The court further states that disclosure pursuant to Art. 35 FADP is only punishable if it is “unauthorized”, and thus if they are justified according to data protection standards. is:
Le texte allemand parle quant à lui de ” Bekanntgabe ” (et non de ” Offenbarung “, comme à l’art. 321 CP), ce qui fait le lien avec la notion technique de ” communication “, définie à l’art. 3 let. f LPD. Il y a donc révélation au regard de l’art. 35 LPD dans le fait de rendre les données accessibles à un tiers qui n’en avait pas connaissance auparavant. La révélation doit être illicite. Elle ne l’est pas lorsqu’il existe un motif justificatif (cf. art. 13 al. 1 LPD: consentement, intérêts prépondérants, loi): une communication licite sous l’angle de la LPD ne saurait être sanctionnée pénalement.

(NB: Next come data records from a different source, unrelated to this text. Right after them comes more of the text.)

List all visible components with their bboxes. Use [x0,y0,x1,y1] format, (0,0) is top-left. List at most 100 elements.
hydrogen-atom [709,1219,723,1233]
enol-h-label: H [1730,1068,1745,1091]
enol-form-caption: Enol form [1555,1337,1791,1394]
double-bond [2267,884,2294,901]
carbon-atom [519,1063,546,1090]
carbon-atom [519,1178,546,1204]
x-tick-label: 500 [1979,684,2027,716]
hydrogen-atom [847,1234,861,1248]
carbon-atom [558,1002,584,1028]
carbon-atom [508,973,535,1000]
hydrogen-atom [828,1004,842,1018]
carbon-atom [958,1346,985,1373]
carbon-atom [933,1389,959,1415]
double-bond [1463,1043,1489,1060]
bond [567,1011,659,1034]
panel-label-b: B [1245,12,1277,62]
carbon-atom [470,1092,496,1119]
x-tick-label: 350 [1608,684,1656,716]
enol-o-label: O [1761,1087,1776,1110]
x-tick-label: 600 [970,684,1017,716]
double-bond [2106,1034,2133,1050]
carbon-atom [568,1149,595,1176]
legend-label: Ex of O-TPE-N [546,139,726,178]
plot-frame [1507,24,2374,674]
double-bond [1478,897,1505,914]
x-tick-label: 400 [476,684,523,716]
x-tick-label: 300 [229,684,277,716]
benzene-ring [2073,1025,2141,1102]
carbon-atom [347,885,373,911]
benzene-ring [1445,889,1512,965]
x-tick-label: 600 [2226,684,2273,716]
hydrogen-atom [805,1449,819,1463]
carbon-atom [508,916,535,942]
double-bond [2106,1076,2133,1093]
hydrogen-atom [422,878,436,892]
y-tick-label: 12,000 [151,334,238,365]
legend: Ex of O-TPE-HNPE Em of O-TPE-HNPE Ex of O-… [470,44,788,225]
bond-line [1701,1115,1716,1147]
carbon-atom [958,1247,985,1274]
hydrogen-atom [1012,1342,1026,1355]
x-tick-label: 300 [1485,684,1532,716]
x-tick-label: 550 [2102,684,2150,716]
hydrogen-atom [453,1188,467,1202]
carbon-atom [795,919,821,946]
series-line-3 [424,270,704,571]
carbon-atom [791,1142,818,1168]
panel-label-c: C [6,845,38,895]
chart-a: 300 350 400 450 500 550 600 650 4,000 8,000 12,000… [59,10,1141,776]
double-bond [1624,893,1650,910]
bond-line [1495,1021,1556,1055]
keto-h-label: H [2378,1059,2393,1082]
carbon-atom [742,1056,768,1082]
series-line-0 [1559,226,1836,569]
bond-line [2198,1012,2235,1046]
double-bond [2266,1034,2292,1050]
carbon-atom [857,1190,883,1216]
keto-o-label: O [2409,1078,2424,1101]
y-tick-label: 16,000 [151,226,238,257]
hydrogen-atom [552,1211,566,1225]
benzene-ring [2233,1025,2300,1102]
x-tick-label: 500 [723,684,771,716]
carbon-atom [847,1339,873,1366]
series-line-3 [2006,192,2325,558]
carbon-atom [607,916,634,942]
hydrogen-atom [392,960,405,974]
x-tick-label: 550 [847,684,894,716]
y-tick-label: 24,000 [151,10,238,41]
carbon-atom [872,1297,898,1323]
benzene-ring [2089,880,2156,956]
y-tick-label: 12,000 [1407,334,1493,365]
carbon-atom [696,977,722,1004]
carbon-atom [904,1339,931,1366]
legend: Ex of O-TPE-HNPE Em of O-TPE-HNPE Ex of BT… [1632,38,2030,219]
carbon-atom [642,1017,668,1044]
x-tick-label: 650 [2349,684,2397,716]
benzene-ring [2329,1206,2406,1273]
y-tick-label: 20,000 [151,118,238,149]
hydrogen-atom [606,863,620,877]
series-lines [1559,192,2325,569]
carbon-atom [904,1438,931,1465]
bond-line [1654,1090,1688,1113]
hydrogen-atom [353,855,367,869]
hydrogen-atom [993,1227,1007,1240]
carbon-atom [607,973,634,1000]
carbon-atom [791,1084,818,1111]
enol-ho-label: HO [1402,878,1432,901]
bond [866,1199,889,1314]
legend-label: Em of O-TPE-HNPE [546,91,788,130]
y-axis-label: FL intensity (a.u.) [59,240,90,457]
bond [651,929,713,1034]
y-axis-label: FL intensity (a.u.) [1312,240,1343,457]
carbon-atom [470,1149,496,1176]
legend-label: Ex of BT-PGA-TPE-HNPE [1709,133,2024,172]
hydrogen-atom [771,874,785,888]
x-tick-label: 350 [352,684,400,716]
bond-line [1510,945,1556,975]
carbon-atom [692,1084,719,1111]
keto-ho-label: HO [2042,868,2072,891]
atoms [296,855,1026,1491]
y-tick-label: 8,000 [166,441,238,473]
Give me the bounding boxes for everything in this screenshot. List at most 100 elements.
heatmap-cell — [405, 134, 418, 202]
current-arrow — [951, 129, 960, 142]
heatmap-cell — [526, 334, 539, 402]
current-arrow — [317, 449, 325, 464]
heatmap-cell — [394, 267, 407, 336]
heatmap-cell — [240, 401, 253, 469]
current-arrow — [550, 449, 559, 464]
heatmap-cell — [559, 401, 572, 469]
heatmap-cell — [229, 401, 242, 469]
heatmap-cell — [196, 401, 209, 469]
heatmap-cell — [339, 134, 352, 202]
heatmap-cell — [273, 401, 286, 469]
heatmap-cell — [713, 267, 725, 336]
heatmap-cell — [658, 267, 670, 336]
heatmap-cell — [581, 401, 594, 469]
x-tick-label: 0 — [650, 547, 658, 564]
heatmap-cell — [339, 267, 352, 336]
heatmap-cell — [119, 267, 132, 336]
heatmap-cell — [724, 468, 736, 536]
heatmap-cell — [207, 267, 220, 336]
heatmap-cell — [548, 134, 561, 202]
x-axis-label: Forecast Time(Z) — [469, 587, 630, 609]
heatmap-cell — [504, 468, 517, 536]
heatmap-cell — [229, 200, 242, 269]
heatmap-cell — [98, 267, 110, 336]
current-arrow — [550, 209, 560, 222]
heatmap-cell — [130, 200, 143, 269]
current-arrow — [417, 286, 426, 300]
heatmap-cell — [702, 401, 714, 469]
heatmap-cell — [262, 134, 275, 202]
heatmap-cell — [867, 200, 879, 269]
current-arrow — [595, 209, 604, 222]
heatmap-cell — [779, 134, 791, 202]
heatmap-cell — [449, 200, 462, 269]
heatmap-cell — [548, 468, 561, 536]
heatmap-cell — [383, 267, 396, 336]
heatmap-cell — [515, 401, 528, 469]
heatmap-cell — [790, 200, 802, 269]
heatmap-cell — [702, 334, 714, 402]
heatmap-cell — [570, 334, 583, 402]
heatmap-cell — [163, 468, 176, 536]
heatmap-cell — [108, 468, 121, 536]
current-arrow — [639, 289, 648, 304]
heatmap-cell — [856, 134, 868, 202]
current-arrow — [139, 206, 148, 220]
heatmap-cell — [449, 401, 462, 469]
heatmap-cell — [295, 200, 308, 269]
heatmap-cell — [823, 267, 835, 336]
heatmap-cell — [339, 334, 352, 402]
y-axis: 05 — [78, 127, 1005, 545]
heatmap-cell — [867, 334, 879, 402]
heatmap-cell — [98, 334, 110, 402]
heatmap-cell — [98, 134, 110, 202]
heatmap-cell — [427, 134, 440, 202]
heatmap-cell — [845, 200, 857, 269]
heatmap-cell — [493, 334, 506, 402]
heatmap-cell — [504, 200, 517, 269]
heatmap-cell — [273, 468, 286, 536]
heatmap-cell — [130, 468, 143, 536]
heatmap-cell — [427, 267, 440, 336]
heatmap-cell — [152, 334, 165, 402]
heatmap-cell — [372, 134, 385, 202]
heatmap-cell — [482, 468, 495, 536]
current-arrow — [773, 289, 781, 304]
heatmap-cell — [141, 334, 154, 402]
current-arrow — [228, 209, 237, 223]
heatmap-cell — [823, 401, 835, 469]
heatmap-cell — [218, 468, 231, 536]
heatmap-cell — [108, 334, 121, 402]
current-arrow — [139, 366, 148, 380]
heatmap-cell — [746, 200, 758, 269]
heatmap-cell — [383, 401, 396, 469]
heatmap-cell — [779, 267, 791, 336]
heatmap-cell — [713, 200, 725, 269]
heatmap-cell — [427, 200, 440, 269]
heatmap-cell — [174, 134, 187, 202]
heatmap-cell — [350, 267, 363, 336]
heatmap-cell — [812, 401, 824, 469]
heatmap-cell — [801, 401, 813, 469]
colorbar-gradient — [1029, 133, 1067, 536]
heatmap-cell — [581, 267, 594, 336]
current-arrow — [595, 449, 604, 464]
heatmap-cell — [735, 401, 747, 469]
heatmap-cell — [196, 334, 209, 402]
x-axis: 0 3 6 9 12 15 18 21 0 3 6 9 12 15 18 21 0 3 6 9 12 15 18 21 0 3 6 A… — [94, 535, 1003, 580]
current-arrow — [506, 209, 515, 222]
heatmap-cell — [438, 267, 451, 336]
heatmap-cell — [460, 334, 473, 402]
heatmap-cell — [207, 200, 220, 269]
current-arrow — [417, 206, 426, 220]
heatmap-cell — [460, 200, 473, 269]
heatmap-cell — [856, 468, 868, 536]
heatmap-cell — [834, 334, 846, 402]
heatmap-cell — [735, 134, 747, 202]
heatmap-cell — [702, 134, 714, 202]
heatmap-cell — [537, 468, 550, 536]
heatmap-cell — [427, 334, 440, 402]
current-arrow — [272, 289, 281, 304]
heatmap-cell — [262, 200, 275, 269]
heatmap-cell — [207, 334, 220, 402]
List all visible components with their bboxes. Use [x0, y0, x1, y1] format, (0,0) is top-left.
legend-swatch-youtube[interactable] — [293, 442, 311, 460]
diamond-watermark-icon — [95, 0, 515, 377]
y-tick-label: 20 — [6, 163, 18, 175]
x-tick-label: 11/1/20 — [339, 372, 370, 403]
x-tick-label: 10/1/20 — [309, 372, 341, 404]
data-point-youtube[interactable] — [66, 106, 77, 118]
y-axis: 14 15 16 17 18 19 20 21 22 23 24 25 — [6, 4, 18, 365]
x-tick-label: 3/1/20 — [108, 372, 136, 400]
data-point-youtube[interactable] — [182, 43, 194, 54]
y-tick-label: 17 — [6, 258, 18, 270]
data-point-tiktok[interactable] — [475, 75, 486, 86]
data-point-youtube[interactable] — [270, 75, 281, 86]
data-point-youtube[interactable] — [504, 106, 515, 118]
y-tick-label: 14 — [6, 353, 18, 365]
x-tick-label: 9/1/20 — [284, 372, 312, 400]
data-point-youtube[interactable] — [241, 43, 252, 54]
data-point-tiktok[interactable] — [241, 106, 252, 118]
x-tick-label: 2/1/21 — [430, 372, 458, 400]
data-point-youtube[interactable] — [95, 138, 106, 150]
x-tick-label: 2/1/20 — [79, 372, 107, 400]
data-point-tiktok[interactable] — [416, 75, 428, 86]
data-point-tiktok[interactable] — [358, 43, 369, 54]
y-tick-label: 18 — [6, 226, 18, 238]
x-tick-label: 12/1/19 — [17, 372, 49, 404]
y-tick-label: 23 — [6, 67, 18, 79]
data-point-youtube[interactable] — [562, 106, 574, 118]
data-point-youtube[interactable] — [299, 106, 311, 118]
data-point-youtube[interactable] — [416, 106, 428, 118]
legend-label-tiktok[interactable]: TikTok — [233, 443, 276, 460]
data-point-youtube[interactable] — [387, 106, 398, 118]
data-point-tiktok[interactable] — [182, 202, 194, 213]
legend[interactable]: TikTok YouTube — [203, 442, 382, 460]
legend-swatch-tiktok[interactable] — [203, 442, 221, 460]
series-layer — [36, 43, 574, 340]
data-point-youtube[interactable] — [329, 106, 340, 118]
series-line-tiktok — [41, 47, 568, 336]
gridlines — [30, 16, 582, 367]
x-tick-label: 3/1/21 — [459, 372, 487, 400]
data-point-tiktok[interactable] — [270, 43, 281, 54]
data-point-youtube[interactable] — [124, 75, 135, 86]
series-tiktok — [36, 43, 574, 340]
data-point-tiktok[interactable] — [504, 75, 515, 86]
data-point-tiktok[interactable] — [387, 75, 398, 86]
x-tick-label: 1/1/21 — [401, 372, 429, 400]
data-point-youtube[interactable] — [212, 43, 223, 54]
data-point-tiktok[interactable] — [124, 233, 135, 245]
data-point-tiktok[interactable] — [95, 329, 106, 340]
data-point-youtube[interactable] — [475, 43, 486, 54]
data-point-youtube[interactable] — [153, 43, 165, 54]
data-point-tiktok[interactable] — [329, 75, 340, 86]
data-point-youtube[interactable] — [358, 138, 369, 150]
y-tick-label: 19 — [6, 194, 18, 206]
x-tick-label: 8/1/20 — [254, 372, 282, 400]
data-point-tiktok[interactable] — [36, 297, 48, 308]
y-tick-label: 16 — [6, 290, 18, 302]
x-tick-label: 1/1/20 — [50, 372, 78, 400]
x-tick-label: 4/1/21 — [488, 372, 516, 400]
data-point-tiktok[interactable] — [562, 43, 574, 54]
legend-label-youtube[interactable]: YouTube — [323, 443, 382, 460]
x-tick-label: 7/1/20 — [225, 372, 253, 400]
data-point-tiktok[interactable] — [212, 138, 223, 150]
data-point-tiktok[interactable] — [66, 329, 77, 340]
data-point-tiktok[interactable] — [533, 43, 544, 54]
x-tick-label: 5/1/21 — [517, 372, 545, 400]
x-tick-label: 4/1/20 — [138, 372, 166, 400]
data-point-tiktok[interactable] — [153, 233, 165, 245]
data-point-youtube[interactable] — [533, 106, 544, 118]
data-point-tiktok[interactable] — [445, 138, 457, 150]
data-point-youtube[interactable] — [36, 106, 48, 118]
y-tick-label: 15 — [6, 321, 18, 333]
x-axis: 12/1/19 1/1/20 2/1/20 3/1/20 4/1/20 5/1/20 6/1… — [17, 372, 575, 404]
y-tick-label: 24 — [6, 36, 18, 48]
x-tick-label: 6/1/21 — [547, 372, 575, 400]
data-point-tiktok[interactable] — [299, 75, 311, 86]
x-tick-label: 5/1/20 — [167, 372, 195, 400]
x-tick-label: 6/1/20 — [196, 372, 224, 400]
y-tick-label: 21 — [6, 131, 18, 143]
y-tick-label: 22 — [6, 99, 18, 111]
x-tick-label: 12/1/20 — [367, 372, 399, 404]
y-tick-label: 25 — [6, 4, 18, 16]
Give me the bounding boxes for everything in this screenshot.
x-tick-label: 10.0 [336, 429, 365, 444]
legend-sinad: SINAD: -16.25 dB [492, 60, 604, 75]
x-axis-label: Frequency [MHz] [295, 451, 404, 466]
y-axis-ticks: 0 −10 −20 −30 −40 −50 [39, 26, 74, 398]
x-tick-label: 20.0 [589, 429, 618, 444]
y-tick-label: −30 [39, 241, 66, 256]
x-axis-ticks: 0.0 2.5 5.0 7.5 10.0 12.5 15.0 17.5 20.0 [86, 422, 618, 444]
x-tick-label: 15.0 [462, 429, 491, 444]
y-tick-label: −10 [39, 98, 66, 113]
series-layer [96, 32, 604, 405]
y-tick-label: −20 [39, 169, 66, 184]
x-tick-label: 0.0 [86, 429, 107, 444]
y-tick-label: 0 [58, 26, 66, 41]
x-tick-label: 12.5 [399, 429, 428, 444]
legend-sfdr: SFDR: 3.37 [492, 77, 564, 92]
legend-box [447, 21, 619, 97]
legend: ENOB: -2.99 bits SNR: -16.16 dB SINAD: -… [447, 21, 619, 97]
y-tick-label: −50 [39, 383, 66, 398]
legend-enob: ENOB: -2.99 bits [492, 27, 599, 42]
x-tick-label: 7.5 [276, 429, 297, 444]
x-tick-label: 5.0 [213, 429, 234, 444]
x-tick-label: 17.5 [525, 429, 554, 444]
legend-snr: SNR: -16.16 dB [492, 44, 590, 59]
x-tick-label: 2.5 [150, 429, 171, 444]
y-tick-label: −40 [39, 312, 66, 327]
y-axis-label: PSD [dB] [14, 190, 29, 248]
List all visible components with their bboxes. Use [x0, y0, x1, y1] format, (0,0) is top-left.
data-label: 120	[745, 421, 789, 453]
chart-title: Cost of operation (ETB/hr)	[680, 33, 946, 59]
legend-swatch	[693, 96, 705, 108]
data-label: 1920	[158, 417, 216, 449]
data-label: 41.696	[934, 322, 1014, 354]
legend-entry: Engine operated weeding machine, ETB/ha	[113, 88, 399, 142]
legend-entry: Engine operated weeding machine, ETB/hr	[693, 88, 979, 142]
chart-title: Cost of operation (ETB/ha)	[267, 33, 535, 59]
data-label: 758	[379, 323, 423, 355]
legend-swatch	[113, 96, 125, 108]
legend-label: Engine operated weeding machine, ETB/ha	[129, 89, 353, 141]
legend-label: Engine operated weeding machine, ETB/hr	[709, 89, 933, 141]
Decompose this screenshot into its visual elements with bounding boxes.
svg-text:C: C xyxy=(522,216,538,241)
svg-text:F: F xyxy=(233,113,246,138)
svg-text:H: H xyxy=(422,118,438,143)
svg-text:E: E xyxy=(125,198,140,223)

It remains to be seen whether these considerations will also be valid under Art. 62 nDSG, but at least it would be correct to continue to cover only “unauthorized” disclosures, i.e. disclosures that are not permissible under data protection law. If a disclosure is permissible under data protection law, even if it concerns secret personal data, there is in any case no duty relationship whose violation is punishable, and Art. 14 StGB also states that permissible actions are not punishable. Therefore, punishability does not apply only in the case of criminal law justification, but above all in the case of data protection law justification.